Snape felt his own face go as white as the boy’s. Green eyes glittered behind Potter’s glasses. When Lily’s child didn’t answer except by tightening his grip on his wand, Snape went on.
It was odd how easily these words came.
“No one has ever told you-who your mother truly was. She was a greatly talented witch, yes-but an extraordinary human being. It’s no accident that of all the Dark Lord’s victims, she was the one who managed to save someone else. You.
“She had a sense of justice as sure as Neville’s, and a heart so, so open she could care about everyone. She never tolerated cruelties, not even the petty ones that are ubiquitous, unquestioned, among children. That’s how I first noticed her, I lived among Muggles, went to her school, and once her friends were joined in taunting me for wearing-mismatched clothes. And she made them stop, she didn’t even know me but she made her own friends stop…. And so I started watching her in secret. Spying on her. And I saw she was a witch.

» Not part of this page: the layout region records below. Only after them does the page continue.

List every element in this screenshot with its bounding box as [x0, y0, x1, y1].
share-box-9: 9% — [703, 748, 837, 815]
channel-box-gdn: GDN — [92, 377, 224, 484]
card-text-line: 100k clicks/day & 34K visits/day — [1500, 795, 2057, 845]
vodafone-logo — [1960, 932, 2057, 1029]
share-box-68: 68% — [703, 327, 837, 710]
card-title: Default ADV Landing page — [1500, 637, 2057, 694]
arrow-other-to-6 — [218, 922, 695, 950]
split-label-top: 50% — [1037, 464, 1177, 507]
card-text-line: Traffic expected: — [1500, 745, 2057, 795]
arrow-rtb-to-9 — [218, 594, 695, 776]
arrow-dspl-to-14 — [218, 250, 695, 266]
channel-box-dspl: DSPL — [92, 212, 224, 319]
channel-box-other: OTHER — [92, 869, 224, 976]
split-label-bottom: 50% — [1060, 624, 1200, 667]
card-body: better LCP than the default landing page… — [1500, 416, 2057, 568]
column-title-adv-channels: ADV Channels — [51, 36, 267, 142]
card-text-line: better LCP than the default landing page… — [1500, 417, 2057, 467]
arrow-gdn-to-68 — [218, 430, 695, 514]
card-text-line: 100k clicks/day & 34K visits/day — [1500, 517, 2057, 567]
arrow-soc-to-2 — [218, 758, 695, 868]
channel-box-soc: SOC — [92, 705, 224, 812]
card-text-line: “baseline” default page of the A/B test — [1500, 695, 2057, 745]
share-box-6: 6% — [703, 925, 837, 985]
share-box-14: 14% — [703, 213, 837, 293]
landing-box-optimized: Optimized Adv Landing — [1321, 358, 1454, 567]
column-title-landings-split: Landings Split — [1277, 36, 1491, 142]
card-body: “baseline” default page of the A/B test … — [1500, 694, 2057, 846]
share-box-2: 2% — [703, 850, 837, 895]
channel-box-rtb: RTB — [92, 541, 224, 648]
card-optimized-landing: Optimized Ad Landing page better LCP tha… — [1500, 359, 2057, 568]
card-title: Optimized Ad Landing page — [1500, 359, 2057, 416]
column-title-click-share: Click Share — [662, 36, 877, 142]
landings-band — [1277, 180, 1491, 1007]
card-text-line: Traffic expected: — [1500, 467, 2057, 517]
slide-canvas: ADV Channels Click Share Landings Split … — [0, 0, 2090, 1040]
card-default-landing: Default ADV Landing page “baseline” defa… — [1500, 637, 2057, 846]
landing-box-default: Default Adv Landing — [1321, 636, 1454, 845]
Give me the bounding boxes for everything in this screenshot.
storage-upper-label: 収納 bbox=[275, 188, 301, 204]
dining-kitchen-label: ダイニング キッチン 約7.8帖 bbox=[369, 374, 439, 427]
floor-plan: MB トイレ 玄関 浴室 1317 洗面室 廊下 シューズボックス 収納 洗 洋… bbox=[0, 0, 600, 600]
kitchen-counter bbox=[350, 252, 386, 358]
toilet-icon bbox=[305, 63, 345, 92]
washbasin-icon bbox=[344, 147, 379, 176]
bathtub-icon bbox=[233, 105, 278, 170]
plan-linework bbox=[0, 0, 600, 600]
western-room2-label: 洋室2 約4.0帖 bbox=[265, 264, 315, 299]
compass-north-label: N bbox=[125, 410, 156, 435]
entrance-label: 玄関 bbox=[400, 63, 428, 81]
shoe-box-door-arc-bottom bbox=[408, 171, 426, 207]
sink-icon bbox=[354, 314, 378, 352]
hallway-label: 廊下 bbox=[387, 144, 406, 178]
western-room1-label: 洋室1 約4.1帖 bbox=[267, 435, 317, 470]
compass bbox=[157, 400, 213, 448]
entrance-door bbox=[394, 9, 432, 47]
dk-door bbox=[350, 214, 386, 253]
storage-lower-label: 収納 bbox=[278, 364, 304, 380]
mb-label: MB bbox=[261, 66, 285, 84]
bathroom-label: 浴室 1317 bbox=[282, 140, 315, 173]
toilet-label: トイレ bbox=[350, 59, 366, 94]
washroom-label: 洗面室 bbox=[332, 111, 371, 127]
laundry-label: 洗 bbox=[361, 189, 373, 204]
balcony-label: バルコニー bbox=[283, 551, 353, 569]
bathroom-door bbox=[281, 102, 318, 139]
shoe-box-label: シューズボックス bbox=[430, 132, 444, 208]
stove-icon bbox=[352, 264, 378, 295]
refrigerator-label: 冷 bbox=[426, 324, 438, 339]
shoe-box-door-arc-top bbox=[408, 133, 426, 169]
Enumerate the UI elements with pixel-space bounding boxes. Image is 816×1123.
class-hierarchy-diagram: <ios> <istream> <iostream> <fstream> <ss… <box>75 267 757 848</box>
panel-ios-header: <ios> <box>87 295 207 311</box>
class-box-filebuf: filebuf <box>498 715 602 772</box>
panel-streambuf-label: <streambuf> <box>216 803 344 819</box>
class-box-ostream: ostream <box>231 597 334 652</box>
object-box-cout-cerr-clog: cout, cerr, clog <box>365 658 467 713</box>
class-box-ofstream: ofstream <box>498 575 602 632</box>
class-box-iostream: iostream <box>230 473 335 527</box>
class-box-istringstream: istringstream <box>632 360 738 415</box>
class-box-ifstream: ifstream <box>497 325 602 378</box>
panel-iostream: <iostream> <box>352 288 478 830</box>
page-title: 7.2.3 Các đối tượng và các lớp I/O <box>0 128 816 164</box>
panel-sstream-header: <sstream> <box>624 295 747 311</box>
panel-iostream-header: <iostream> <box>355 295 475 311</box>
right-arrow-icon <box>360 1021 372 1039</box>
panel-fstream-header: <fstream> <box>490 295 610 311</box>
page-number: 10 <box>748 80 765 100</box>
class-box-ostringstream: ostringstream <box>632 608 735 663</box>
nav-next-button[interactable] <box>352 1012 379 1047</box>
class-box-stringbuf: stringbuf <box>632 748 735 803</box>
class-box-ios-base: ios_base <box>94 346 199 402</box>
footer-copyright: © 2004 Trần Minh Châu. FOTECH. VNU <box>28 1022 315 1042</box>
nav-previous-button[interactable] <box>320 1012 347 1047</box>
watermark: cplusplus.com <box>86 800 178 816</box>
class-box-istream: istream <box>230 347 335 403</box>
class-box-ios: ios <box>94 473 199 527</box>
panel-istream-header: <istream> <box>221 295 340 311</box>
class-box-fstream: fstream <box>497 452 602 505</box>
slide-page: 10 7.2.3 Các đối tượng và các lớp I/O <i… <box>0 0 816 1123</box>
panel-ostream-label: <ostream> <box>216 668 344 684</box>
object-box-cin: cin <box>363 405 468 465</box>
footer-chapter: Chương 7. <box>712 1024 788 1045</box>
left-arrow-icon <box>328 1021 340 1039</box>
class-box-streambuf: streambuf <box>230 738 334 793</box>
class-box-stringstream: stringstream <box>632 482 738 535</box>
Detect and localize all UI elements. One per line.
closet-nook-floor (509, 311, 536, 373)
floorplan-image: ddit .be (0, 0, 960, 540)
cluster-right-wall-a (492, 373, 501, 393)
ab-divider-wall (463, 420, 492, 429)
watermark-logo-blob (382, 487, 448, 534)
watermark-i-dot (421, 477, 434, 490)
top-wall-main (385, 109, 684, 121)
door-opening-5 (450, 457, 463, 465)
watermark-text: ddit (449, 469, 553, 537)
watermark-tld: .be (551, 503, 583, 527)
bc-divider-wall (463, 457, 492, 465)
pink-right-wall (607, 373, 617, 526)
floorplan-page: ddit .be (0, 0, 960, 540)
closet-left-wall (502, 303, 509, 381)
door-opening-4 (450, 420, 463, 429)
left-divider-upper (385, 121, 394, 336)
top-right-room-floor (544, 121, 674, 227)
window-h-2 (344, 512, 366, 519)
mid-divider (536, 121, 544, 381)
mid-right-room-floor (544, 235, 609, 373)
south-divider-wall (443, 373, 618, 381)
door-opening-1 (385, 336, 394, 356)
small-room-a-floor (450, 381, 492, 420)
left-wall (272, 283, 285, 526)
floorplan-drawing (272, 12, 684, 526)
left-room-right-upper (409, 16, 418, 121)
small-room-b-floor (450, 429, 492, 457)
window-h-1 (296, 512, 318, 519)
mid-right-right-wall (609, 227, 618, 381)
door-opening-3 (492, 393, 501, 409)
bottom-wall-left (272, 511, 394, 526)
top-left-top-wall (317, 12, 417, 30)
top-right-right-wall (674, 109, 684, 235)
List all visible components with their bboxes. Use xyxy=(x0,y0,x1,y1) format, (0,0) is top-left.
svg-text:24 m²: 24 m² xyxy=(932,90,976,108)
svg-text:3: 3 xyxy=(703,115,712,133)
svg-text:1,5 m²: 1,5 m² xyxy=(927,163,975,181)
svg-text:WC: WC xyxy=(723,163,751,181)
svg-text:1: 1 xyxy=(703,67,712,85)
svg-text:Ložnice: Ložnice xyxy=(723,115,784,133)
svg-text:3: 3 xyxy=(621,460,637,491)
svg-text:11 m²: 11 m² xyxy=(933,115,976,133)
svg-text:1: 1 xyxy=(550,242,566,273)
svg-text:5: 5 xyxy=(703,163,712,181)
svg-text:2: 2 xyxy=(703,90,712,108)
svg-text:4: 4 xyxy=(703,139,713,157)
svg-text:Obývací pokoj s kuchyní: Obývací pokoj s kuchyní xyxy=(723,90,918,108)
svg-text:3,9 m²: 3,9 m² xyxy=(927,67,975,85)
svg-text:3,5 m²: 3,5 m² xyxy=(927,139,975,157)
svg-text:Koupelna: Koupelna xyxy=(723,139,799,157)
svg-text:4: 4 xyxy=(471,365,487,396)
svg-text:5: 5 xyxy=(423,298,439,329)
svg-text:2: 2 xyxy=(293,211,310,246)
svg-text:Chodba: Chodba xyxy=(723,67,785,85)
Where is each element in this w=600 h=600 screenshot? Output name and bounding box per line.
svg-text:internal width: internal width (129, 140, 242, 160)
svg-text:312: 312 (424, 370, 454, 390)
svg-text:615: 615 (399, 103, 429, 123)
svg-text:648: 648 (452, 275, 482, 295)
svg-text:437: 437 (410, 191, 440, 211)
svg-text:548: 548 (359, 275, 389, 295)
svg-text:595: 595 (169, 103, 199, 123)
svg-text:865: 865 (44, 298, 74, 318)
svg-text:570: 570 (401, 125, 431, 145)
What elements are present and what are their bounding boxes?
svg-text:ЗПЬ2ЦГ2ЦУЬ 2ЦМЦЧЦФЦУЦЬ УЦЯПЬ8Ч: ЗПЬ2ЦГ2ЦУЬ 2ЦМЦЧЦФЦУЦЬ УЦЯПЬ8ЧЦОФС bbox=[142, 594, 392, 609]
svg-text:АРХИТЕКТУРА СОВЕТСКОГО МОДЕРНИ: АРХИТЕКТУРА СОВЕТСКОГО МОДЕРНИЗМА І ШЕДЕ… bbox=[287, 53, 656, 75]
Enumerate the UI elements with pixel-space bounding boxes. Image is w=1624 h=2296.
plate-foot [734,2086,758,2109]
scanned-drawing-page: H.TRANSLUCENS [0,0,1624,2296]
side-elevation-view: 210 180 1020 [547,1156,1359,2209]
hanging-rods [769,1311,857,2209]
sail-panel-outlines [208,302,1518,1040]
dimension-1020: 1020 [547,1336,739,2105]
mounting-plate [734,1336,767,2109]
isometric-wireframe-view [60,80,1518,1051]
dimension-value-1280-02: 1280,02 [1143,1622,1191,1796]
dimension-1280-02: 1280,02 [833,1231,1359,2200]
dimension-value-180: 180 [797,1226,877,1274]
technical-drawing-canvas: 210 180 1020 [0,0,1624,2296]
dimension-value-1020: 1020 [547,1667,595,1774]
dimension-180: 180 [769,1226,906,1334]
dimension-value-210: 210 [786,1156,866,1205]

Like me. The first I’d ever met-and I was the one who told her what she was. I told her about magic, about Hogwarts…. We became friends. My first true friend. And I loved her, always. But when we got to Hogwarts, she was sorted into Gryffindor. But we still stayed best friends for years… even though we started, she started, arguing about my other friends… until that day, when I called her …that.”
His voice grated to a halt; he saw the boy’s head jerk in recognition. First confirmation of his story. The wand was lowered slightly; he didn’t think the boy realized he had done so.
Now the words came hard.
“She wouldn’t forgive me. She wouldn’t accept my apology. She said… I’d chosen my way.”
Tears had risen, were starting to spill. Not his, not his. He refused to hide his face, keeping it turned blindly towards the boy.
“And so-I did. And she went on, to … marry… your father. But I loved her. Still. Always. I never thought to hurt her. Anyone else, anything else, but not her. And I had the gall to blame your father-for putting her at risk by opposing the Dark Lord, making them targets…. But then I overheard the prophecy, I brought it to the Dark Lord-and then he came back and said it was the Potters’ son. I’d pointed him straight at her, I had….”
The boy’s face was a white blur now; Snape couldn’t see through the tears.
Not his.
“I asked him to spare her. To kill you, but spare her. And he laughed, said he’d consider it …. And so, and so, I went to Dumbledore. Told him what I’d done. Begged him to protect her. He asked, what I’d give in return. I said … anything. And I did. I did. Whatever Dumbledore said. But it was too late.”
His body had folded over to crouch at the boy’s feet, as he had crouched before Lily in his dreams. This was real; this was waking. Snape forced his voice to continue. It sounded higher than normal, younger. Desperate. “I found out one of the Marauders was a traitor, but I didn’t know which one. I begged Dumbledore to be the secret-keeper, but he-your father-wouldn’t listen. I couldn’t stop it -nothing I did-he killed her, and it was my fault. My fault.”
A small, cold hand settled on his shoulder. Snape’s whole body shuddered with the shock of being touched. The hand drew him up until he was kneeling again, staring through tears at Lily’s green eyes. Harry’s eyes. He put his own hand over the small one, clung to that anchor as he forced out the last.
“And Dumbledore said. If I had truly loved her. I would help him. Protect Lily’s son.”
He had spoken the name aloud for the third time since her death. In its way her name in his mouth was a greater shock than any. His hand tightened on Luna’s hand as he shivered.
There was no more to say. He let the silence lie.
When the boy finally spoke, it seemed a non sequiter. “What was my mother’s Patronus?”
After a long pause, Flitwick answered, “A doe. She was the first in that whole class to master the charm. She was… very gifted at all charms.”
The boy nodded in confirmation and tossed Snape his wand. “Cast yours.”
Snape’s eyes widened in shock. His lips moved without sound. “Expecto patronum.”
The boy’s eyes followed the doe. Snape’s were only for the boy.